We will have a dedicated overclocking piece going over all our OC results, but the short of it is that all three of our K-SKUs (retail parts) happily reached 4.8 GHz AVX at a reasonable voltage. The i7-7700K was able to hit 4.9 GHz with an AVX offset of -10, and our i5-7600K hit 5.0 GHz even with AVX turned on.
Ultimately overclocking a 4.2/4.5 GHz CPU in the i7-7700K to 4.8 GHz isn’t much of a step. This will be one of the big results from the launch of Kaby Lake for enthusiasts: overclocking the high-end SKU doesn’t actually do that much. Another 600 MHz on top of 4.2/4.5 GHz is +13-14%, which is not that much. However, given the voltage profile of the chips we’ve seen, just sitting at 4.5 GHz all day is nice for temperatures and voltage, and still gives a CPU that outperforms the i7-4790K or i7-6600K.
Performance
Read our Core i7-7700K review here.
Read our Core i5-7600K review here.
Read our Core i3-7350K review here.
At the end of the day, the Core i7-7700K takes the performance crown for practically every benchmark (there are a few in which the i7-5775C still wins, due to 128MB of eDRAM), and has a tray price of $305. This means it will probably reach shelves around $330-$350, and we haven’t heard about a new stock cooler so it will probably come without one.
The Core i5-7600K still keeps the mantra of how a Core i5 performs almost the same as the Core i7 except in lightly threaded scenarios (ray tracing), but for day to day work it certainly keeps neck and neck. The downside here is that the Core i5-7600K, due to the lack of an IPC increase, is essentially the Core i5-6600K save for a few MHz. You could consider that ours overclocked well, and the temperatures for the overclock were immensely better than the i7-7700K, but for running at stock there’s nothing out of the ordinary here.
The elephant in the room however is the Core i3-7350K. At a tray price of $159, it is only $11 away from the Core i5-7400 which runs at $170 but has two more full cores, albeit at a lower frequency (3.0/3.5 GHz vs 4.2 GHz all the time). If you want to see our analysis, and what we think, I’ll leave it to the review to tell you. We also look at the question as to whether something like the Core i3-7350K will ever reach the same performance as the perennial favorite, the i7-2600K.

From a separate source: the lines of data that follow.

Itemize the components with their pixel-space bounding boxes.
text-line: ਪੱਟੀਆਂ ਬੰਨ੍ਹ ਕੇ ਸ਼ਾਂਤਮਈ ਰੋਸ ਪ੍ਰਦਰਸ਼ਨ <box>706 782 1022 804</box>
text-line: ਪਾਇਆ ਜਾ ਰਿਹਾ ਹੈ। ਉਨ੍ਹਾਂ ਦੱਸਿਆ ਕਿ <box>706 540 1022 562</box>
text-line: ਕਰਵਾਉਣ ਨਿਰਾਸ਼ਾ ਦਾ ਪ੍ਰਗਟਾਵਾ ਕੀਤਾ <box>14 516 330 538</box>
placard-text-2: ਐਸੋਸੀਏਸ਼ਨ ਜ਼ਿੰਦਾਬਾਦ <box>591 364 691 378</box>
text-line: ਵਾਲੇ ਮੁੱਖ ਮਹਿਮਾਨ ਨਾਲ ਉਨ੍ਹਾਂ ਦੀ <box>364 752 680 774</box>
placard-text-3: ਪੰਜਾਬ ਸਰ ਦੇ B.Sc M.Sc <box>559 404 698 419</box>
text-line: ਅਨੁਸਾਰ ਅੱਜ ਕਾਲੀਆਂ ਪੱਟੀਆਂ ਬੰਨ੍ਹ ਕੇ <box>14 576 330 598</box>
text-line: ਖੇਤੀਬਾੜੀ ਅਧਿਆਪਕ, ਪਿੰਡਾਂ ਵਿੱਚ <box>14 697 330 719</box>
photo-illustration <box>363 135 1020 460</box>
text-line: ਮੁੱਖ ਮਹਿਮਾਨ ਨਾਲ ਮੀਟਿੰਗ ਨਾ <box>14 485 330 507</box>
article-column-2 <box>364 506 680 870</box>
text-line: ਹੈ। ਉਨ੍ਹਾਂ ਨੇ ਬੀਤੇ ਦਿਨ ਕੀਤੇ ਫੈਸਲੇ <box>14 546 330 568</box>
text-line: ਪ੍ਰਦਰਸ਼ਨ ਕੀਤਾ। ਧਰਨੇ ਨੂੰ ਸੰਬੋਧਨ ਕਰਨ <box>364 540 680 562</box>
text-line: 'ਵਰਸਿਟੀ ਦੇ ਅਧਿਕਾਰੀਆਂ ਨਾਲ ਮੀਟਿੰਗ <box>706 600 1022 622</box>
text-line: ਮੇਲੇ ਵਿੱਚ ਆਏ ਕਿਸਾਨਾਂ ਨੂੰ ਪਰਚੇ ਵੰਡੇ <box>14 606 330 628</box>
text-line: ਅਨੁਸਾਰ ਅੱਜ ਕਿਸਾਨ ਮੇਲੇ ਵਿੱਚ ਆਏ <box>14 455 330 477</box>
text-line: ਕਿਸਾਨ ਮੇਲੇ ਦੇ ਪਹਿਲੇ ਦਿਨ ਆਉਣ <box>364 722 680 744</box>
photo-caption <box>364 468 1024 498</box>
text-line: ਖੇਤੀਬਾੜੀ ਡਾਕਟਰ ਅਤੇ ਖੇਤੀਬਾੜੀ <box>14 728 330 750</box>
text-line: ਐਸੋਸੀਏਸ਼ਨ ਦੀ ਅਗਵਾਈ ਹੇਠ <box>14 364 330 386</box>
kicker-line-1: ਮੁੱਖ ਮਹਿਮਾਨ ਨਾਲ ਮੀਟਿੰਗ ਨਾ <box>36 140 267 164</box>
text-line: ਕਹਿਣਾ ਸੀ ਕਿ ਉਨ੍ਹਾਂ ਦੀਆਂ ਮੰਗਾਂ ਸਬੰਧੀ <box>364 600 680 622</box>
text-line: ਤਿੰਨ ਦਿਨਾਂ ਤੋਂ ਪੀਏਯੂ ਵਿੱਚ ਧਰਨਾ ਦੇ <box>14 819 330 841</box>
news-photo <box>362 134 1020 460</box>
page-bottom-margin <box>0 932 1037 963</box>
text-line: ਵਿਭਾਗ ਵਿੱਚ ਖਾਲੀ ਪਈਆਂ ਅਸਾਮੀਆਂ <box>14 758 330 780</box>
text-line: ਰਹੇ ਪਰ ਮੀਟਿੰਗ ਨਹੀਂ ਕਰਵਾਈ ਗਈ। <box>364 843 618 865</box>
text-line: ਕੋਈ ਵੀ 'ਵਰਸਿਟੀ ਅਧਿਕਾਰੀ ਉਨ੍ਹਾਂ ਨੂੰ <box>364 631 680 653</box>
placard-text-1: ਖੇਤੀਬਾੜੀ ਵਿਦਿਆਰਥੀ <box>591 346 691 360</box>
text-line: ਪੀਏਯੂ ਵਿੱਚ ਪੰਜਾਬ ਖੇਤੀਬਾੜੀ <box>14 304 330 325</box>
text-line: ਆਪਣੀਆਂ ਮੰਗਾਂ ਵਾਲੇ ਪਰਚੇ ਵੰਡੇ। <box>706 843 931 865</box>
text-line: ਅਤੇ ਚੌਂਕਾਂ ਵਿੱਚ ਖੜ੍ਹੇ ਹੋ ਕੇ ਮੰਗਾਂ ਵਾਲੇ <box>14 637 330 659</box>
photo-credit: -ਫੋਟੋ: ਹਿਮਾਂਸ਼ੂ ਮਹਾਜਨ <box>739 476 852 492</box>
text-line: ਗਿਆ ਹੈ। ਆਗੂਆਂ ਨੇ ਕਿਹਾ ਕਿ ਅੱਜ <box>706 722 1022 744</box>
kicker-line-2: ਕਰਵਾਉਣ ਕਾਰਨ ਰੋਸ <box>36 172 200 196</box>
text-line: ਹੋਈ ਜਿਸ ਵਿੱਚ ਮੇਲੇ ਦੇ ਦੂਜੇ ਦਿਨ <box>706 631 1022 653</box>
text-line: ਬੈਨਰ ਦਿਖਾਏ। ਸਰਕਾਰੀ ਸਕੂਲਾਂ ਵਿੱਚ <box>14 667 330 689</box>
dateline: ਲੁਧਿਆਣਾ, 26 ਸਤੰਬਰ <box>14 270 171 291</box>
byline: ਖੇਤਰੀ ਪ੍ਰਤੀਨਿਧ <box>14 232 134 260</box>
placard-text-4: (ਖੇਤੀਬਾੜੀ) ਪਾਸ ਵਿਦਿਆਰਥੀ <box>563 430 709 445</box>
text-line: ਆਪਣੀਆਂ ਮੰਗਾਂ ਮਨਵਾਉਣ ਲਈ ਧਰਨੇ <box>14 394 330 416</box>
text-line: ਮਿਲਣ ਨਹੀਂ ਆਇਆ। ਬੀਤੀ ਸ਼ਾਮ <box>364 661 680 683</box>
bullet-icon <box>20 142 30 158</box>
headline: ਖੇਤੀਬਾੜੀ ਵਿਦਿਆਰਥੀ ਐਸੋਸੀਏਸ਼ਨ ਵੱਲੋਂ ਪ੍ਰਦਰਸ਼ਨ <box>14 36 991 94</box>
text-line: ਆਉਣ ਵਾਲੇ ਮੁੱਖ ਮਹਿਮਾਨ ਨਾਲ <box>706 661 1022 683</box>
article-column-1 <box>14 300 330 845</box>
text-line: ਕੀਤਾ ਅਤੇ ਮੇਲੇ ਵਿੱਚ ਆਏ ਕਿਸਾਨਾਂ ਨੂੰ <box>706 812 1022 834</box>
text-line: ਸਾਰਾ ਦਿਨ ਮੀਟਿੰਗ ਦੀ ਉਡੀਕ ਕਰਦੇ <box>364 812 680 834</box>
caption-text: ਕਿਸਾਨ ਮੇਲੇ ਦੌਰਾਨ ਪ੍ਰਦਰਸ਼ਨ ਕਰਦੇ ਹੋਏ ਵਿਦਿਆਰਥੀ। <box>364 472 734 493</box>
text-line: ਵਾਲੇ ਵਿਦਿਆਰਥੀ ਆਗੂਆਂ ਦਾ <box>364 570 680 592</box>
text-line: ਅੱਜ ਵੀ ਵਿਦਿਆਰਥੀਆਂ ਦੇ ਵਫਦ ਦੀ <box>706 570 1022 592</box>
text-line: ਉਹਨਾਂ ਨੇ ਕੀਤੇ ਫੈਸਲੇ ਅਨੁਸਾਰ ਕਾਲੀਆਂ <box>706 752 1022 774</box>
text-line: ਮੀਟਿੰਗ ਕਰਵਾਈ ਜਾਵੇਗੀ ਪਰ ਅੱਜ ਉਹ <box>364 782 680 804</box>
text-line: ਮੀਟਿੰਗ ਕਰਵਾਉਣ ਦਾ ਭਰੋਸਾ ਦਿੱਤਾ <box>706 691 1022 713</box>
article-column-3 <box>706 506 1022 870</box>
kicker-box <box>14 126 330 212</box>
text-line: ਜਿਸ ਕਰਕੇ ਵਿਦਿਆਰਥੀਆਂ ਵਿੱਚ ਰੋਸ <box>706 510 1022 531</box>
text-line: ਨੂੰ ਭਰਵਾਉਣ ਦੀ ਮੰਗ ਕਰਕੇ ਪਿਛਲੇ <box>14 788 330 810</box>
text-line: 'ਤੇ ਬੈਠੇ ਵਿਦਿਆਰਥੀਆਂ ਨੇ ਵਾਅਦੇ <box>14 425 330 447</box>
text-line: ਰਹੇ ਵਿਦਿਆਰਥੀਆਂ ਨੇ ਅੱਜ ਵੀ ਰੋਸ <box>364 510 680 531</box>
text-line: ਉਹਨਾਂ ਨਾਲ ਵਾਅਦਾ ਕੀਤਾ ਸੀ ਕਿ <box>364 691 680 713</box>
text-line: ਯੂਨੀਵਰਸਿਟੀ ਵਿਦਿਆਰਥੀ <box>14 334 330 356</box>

Is Intel Breaking New Ground?
For the most part, Kaby Lake doesn’t do much new. Optane Memory support is a plus, but the rest of the product stack is all about moving the power and efficiency curve. What used to get you 3.0 GHz last year now gets you 3.3 GHz, which means saving time doing work or saving money burning less power. There’s also Speed Shift v2, which is a really nice feature, but is limited to Windows 10 users. Arguably looking at the controller side (ALC1220, E2500, Aquantia) is vaguely more interesting. But this is what we kind of expected from an ‘Optimization’ step in the ‘Process, Architecture, Optimization’ way of doing things: we weren’t expecting to be amazed with the product, but nodding and approving of better efficiency. The fact that there’s a new performance champion gives us something to cheer about after the Skylake/Devil’s Canyon discussion is a plus for enthusiasts with a short upgrade cycle.